We stick play swords in our kids' hands and let them pretend to stab each other. We buy them plastic guns and let them shoot each other as they run through the park, shouting "I'm gonna kill you!"
I know this observation isn't a new one, and it goes right along with my usual status-paragraph complaints. I just want to reaffirm it to myself - to challenge myself to raise my son with perspective, with awareness. To speak to him realistically about the effects of violence. To not instill in him that it is something in our nature. It may have been so in the past, as a means of survival; but it need not be so now.

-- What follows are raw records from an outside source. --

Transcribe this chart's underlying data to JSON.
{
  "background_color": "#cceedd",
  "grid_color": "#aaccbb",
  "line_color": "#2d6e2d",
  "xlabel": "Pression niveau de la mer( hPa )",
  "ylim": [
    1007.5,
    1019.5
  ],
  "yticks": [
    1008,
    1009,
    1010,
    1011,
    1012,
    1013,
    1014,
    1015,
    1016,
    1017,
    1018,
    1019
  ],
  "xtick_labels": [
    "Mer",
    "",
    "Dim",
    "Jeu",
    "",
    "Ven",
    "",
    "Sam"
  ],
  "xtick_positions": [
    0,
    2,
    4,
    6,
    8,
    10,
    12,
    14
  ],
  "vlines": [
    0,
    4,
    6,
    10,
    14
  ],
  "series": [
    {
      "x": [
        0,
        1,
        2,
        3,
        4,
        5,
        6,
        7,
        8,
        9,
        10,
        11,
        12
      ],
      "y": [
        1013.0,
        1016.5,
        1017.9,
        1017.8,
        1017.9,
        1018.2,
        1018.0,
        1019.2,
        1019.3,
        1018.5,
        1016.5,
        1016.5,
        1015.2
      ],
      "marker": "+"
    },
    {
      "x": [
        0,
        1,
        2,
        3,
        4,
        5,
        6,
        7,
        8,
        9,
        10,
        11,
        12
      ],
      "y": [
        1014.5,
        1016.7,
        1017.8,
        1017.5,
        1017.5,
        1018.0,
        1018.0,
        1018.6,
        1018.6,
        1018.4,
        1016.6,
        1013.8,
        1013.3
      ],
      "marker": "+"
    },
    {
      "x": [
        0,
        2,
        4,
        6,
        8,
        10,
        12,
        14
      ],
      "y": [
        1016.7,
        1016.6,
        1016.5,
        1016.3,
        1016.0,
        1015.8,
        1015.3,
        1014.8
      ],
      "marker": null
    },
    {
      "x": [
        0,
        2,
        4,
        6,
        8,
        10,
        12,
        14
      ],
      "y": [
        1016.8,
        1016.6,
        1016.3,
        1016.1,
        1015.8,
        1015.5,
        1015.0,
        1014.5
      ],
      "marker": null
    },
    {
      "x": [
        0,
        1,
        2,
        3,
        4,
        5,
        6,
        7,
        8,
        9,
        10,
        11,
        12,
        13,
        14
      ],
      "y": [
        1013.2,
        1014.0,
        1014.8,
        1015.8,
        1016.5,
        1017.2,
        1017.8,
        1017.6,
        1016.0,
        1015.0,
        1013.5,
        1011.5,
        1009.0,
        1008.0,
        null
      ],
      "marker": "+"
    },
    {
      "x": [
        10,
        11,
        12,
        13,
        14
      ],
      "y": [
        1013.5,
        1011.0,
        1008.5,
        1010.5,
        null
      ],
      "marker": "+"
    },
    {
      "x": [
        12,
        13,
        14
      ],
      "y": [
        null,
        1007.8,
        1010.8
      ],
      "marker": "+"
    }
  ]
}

Unfortunately my ideal doesn't sit with the real "now." Sure there are statistics for how less violent and poverty-stricken the world is now than in the past. But that doesn't mean it ISN'T violent and poverty-stricken. And I think it's a shame that it is, considering all of our evolutionary advancements. It's a shame that huge wars are waged for the sake of questionable motives. It's a shame that there are stories and explanations and wool over everyone's eyes. It's a shame that we aren't able to solve our problems. Put as simply as I can - I think it's a damn shame.
So I am challenging myself to think differently. Think of what hasn't occurred to me yet. Think of what I've been missing.
There isn't really a simple answer. Or is there? Is it just staring me in the face, a quantum degree away? What is real power? Do we possess it? How can we harness it? How can it have any effect? Here are my rhetorical questions again. Well, Yanika. Start thinking.
They say that overthinking is useless and even dangerous... I've definitely over-thought before to the point of feeling stagnated, or to taking unnecessary action...
But to think differently isn't to think too much. It's literally that - different. It's different. What does that mean? I think it is both forgiving and holding evil accountable at the same time. It's acknowledging what's wrong, not bypassing it with explanations and theories. It's.... Oh I don't know. It's beyond words. It's a simple prayer, it's a rhythmic heartbeat. It's a dying star inside a supermassive black hole inside a supernova birthing a new star. It's truth. And indeed it's out there somewhere. All the way out there, right in here. *points to brain*
I hope I can get nearer to it. Create it if I must.
"Our world is in crisis because of the absence of consciousness. And so to whatever degree any one of us, can bring back a small piece of the picture and contribute it to the building of the new paradigm, then we participate in the redemption of the human spirit, and that after all is what it's really all about."